Maintenant, ils feraient des bulles tous ensemble, en famille.

Comme c’étaient de bon parents, ils ne voulaient plus que leur enfant voie ses châteaux de sable détruits par le vent et par les vagues. Il lui apprirent alors à construire des châteaux de sable en dur avec du ciment.

Mais le garçon avait trop vite grandi. Les bulles l’amusaient encore mais les châteaux de sable, même en dur, ne l’amusaient plus. Il voulait maintenant combattre les dragons.

Un jour il apprit qu’il y avait un nid de dragons à sa portée. Il partit sans réfléchir pour voir, il les vit. Il les regarda s’envoler dans les airs en hurlant et en crachant le feu, revenir du ciel lointain en criant encore plus fort et en écrasant leur nez sur le sol.

Il vit la gueule béante des grands dragons croisés au dos cassé pour ratisser bien bas tout ce qui traînait par terre.

Il vit des plus petits, des jeunes aux membres légers et graciles comme des drapeaux mais tout aussi dangereux. Il vit aussi des vieux pépères dragons qui avançaient doucement, tellement lentement qu’il se demandait toujours s’il allaient finir par rejoindre le nid. Les vieux dragons ne crachaient plus le feu depuis longtemps mais claquaient furieusement des dents pour attraper tous ce qui pouvait passer à leur portée.

A force de côtoyer de très prés ces sauriens méchants, un jour l’un d’eux l’attrapa.

Le garçon réussi à s’échapper de ses serres mais il se fit croquer. Un morceau de lui resta entre les griffes du monstre fumant et le garçon rentra chez lui avec un bout en moins.

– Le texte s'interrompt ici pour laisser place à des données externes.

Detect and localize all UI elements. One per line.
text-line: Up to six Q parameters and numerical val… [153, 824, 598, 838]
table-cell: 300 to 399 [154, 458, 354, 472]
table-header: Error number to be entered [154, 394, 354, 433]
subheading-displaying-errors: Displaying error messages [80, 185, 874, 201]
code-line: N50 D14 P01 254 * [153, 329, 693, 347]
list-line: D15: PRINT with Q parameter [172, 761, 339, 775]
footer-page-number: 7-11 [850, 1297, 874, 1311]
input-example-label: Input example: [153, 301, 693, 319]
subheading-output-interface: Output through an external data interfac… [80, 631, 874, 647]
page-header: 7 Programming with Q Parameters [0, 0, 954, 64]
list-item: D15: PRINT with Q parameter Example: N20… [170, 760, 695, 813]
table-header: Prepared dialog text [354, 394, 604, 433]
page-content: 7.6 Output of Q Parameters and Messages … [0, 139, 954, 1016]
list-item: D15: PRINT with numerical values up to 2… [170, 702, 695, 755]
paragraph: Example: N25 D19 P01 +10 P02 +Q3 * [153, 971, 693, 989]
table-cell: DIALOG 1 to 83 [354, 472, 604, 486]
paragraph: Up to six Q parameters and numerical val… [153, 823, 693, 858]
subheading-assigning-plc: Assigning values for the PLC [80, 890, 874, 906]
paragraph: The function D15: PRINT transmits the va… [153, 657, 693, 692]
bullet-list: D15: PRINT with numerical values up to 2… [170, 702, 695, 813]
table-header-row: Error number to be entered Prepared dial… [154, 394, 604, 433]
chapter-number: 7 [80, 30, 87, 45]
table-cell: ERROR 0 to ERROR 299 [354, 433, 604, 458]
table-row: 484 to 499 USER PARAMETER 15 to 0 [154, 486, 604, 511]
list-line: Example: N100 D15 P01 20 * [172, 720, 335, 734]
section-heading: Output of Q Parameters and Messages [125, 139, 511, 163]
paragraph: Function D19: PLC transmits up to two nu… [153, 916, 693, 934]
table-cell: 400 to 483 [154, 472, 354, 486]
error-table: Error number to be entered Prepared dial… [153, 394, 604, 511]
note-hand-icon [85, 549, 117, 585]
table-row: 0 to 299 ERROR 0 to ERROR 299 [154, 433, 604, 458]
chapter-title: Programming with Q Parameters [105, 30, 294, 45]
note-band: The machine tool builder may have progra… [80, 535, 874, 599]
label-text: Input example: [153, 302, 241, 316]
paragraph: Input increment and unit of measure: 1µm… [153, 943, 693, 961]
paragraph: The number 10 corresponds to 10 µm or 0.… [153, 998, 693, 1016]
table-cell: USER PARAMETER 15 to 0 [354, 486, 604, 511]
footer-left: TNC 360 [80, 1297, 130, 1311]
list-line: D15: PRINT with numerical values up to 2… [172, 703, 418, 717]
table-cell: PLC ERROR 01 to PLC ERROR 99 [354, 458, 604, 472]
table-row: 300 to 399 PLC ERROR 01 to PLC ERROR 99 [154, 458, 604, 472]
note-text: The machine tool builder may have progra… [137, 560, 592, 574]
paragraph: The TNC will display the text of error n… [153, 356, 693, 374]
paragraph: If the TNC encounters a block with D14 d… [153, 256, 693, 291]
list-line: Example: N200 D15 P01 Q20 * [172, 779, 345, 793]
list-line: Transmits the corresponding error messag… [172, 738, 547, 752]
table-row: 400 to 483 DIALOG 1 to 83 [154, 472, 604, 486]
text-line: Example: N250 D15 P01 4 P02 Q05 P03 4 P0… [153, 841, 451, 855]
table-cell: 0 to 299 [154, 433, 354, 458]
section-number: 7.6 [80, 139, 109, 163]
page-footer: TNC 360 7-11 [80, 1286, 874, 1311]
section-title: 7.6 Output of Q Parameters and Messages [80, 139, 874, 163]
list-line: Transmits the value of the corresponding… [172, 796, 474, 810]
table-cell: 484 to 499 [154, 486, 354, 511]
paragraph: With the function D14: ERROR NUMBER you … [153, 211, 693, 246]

Parti garçon, il rentrait demi-homme. Il ne serait jamais, pensait il, un homme complet!

Là bas, un dragon avait mâchouillé une part de lui qui lui faisait défaut.

Alors demi-homme, il partit là bas, tout seul, revoir où le dragon avait bien pût recracher le morceau qui lui avait soustrait. Il alla en Orient, il traversa des mers et des océans mais il ne trouva pas le morceau que le dragon lui avait arraché. Il grimpa alors sur les plus hautes montagnes pour voir si de là haut il pouvait l’apercevoir .

Il ne le vit pas.

Mais il subit tant d’épreuve pour traverser les mers et les océans, souffrit tant à grimper les montagnes sans le morceau qui lui manquait et rencontra tant d’amour qu’il sût prendre et qu’il apprît à donner, que le jour où il rentra chez lui, le demi-homme était devenu un homme et demi.

Jo Zef range le flingue tu vas te blesser et puis y a pas de Dragon en Corse!!!